January 6, 2020

From a distance, they look like mammoth masses of bright yellow sand, a mystical, majestic sight, until you notice the industrial cranes and scaffolding surrounding it. Sulphur, synonymous with the archaic brimstone, is one of the most common and versatile elements in nature. While pure sulphur is odourless, sulphur compounds emit a miasma of putrescence akin to rotten eggs. From its bright yellow solid form, it burns to create blue, menacing flames and melts into a dark crimson liquid-like goo. This distinctive material is produced in the process of refining natural gas and fossil fuels like petroleum. And right now, there’s too much of it sitting idle on earth.

More than a waste of space, these stockpiles are also costly to maintain. “Some of the sulphur is used, but the rest of the surplus is just accumulating in large amounts around the world,” says Louisa Esdaile, an Australia-based solution specialist who works with the Chalker Laboratory at Flinders University. With lab director Justin Chalker, they have developed ground-breaking solutions that have the potential to put this excess sulphur to good use.

The team’s interest in this area started with reading a publication describing the large sulphur stockpiles. Louisa recalls, “They reported a polymerisation using a large amount of sulphur to create a material with interesting physical properties. They proposed that this type of material could use a lot of sulphur. The other material they polymerised with it is not available on a scale that is near that of sulphur. So we investigated other materials that are available on that scale, and focused on looking at waste products and materials that can be regenerated and grown again from crops.”

She continues, “We started by looking at limonene, a waste product derived from orange peels, which is currently used in cleaning products.

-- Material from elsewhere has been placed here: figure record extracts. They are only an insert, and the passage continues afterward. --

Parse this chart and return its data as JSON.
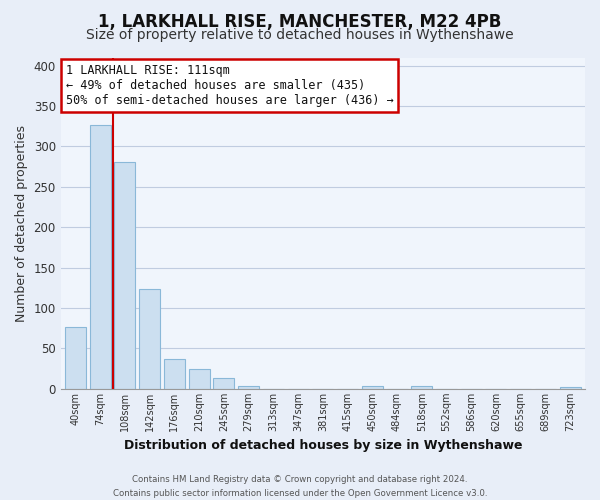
{
  "title": "1, LARKHALL RISE, MANCHESTER, M22 4PB",
  "subtitle": "Size of property relative to detached houses in Wythenshawe",
  "xlabel": "Distribution of detached houses by size in Wythenshawe",
  "ylabel": "Number of detached properties",
  "footer_line1": "Contains HM Land Registry data © Crown copyright and database right 2024.",
  "footer_line2": "Contains public sector information licensed under the Open Government Licence v3.0.",
  "bar_labels": [
    "40sqm",
    "74sqm",
    "108sqm",
    "142sqm",
    "176sqm",
    "210sqm",
    "245sqm",
    "279sqm",
    "313sqm",
    "347sqm",
    "381sqm",
    "415sqm",
    "450sqm",
    "484sqm",
    "518sqm",
    "552sqm",
    "586sqm",
    "620sqm",
    "655sqm",
    "689sqm",
    "723sqm"
  ],
  "bar_values": [
    76,
    327,
    281,
    123,
    37,
    24,
    14,
    3,
    0,
    0,
    0,
    0,
    4,
    0,
    3,
    0,
    0,
    0,
    0,
    0,
    2
  ],
  "bar_color": "#ccdff0",
  "bar_edge_color": "#8ab8d8",
  "vline_color": "#cc0000",
  "annotation_text": "1 LARKHALL RISE: 111sqm\n← 49% of detached houses are smaller (435)\n50% of semi-detached houses are larger (436) →",
  "annotation_box_color": "white",
  "annotation_box_edge_color": "#cc0000",
  "ylim": [
    0,
    410
  ],
  "yticks": [
    0,
    50,
    100,
    150,
    200,
    250,
    300,
    350,
    400
  ],
  "background_color": "#e8eef8",
  "plot_background_color": "#f0f5fc",
  "grid_color": "#c0cce0",
  "title_fontsize": 12,
  "subtitle_fontsize": 10,
  "xlabel_fontsize": 9,
  "ylabel_fontsize": 9
}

Then, we considered other types of materials that were available in even larger quantities. We were trying to find something that could match the scale of the mountains of sulphur just sitting around the world.”

Eventually, the team at Flinders landed on canola oil (even used cooking oil), which when added to sulphur and heated together, forms a new material with a host of properties. The team has spent more than five years of research in this area, developing the product, and investigating its suitability for a number of applications. So far it’s been found to immobilise mercury into its safest form, cinnabar, enabling its use in mercury remediation; it can also be used to create a slow-release fertiliser. Louisa adds, “The material is also quite hydrophobic. It doesn’t like water, but likes fats, and we have found it’s effective at taking oil out of water, so we could use this to treat oil spills.” She continues, “We are also investigating recycling and repurposing these sulphur-based polymers as well as their biodegradability. We feel that they have the potential to be an alternative to non-biodegradable plastic materials.”

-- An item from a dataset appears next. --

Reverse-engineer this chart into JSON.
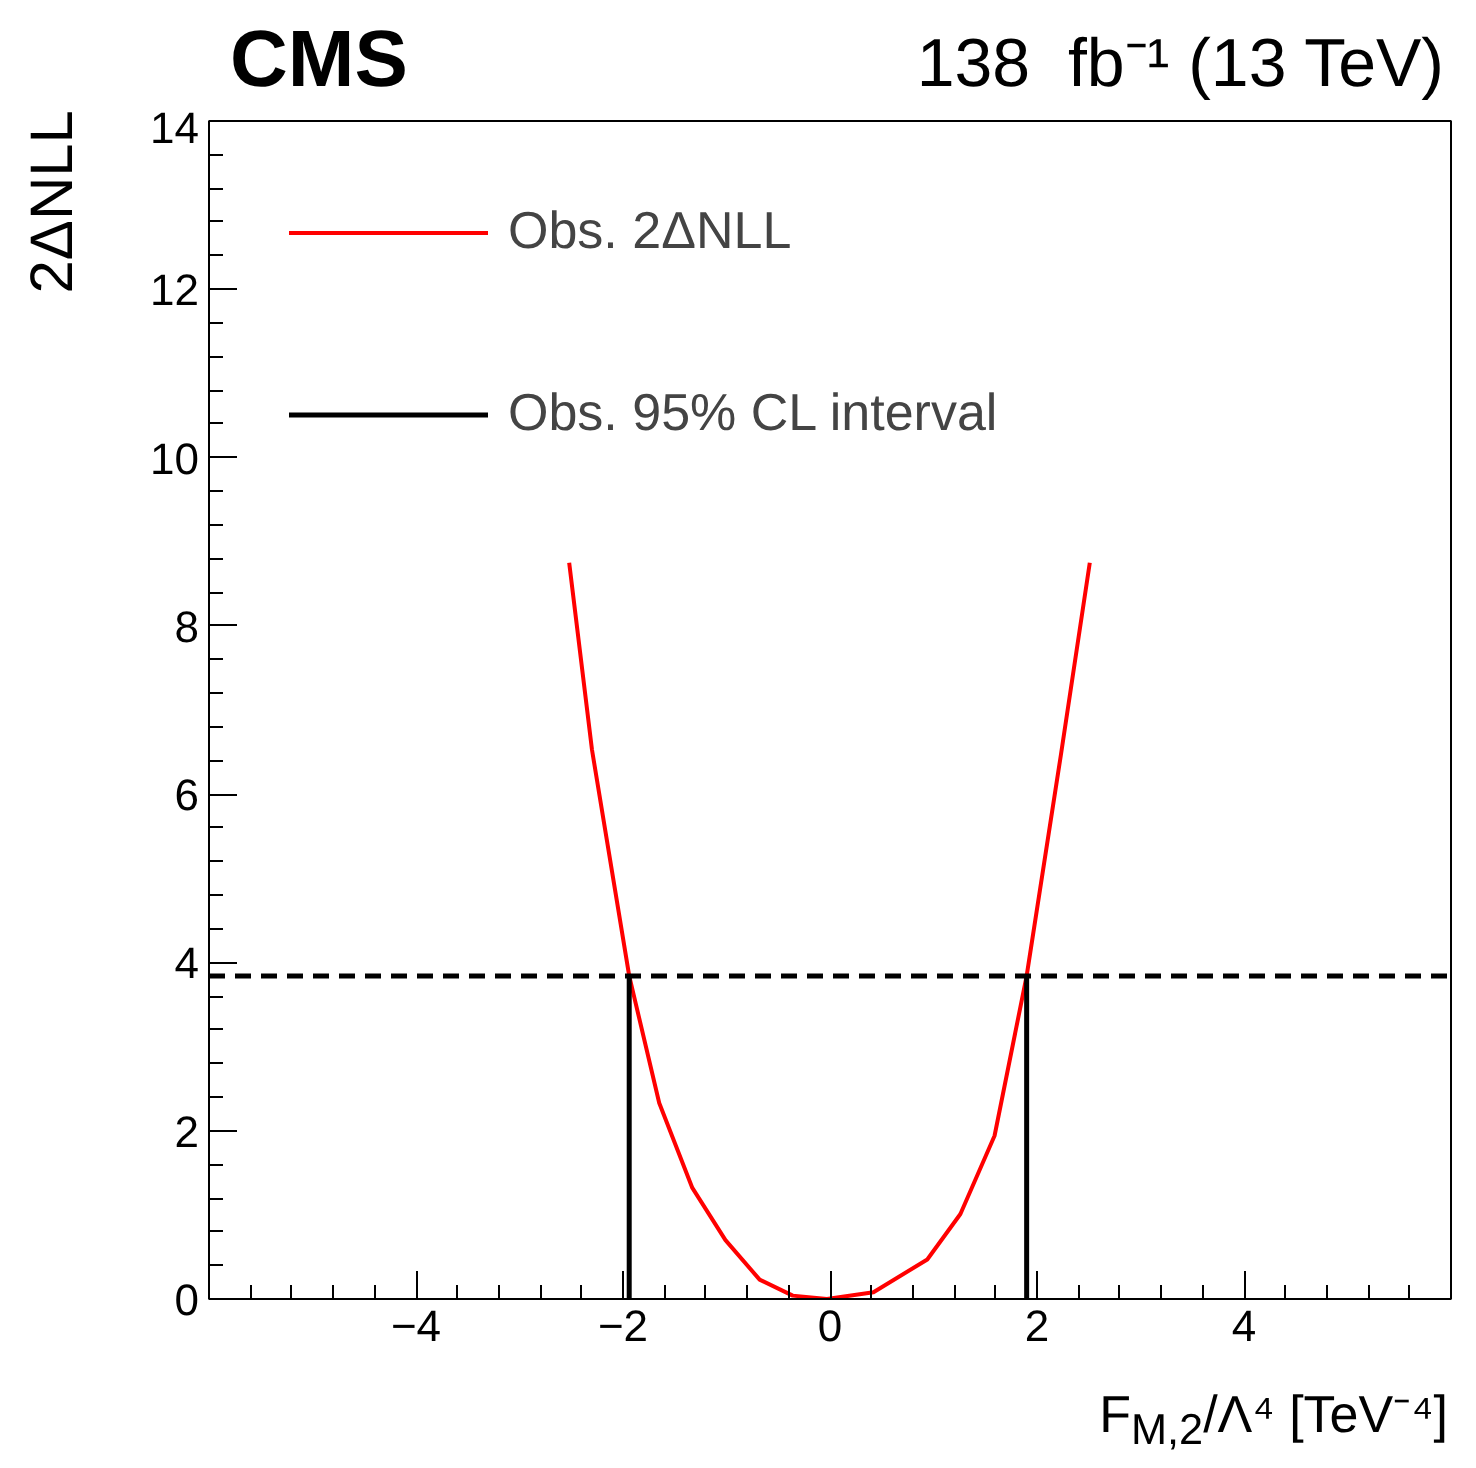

“It’s basically a powder, which can be put into all sorts of casings. We can cut it into different shapes as well. It’s a spongy material that can be ground up,” she explains. Kevin Fell, the group CEO of Clean Earth Technologies—a Singapore-incorporated company building solutions to create a more sustainable planet, which has been collaborating with Flinders for the past year—chimes in, “You could sprinkle it into a bag-type format, or use it as a filter, and we can dispose of it quite easily.” It doesn’t take long for the material to work its magic either.

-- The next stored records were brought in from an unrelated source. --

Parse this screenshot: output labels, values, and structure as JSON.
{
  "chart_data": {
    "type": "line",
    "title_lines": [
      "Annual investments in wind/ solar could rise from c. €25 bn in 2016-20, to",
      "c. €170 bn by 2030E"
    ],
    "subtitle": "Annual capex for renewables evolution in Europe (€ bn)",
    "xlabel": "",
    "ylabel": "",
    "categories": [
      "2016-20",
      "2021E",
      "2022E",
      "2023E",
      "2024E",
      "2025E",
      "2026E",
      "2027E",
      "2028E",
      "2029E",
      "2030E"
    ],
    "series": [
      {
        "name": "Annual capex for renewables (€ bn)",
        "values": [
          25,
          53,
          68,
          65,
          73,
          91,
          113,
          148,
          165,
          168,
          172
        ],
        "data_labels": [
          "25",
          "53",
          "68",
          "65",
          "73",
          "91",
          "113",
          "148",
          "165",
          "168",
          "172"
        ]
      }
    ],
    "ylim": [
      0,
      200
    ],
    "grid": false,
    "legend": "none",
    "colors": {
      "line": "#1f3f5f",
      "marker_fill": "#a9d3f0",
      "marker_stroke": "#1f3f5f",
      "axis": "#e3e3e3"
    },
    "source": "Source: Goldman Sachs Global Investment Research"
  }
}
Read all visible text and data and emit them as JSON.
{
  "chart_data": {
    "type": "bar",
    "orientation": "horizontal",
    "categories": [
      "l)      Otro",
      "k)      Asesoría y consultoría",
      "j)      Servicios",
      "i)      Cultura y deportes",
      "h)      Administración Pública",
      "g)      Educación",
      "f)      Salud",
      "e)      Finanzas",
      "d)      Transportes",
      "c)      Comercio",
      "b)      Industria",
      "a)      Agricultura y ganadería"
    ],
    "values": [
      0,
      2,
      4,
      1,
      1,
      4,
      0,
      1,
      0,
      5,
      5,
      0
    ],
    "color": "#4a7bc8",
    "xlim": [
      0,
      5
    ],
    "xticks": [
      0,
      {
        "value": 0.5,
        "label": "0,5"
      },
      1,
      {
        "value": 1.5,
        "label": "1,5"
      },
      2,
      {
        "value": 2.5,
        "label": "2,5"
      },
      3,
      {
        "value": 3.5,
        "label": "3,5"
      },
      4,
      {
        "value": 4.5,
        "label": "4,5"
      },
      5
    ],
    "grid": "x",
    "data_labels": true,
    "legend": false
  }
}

This revolutionary innovation will help with Clean Earth Technologies’ development of greener gold mining practices, especially in the artisanal industry which produces about “15% to 25% of the world’s gold,” says Louisa. “This sector is also responsible for over a third of the world’s mercury emissions.” One commonly used procedure sees the burning of mercury to release the gold, despite the detrimental effects of this toxic practice. With this new sulphur-based polymer, we should be able to safely extract and remove the mercury without harming the environment or the people and communities at risk of being infected by toxic mercury fumes.

“There are quite a number of areas that we can look into for environmental clean-up and remediation purposes, but we’re focusing on getting a few things out first, before we expand from there,” says Louisa. For now, Clean Earth Technologies is concentrating on oil spills, mercury remediation and artisanal gold for the first half of 2020. Kevin elaborates, “By the second quarter of 2020, we’ll probably be collaborating with industry bodies around oil spill remediation through the necessary environmental or government agencies, and we’ll be in the Indaba Conference in February in South Africa, the world’s biggest congregation of gold miners.”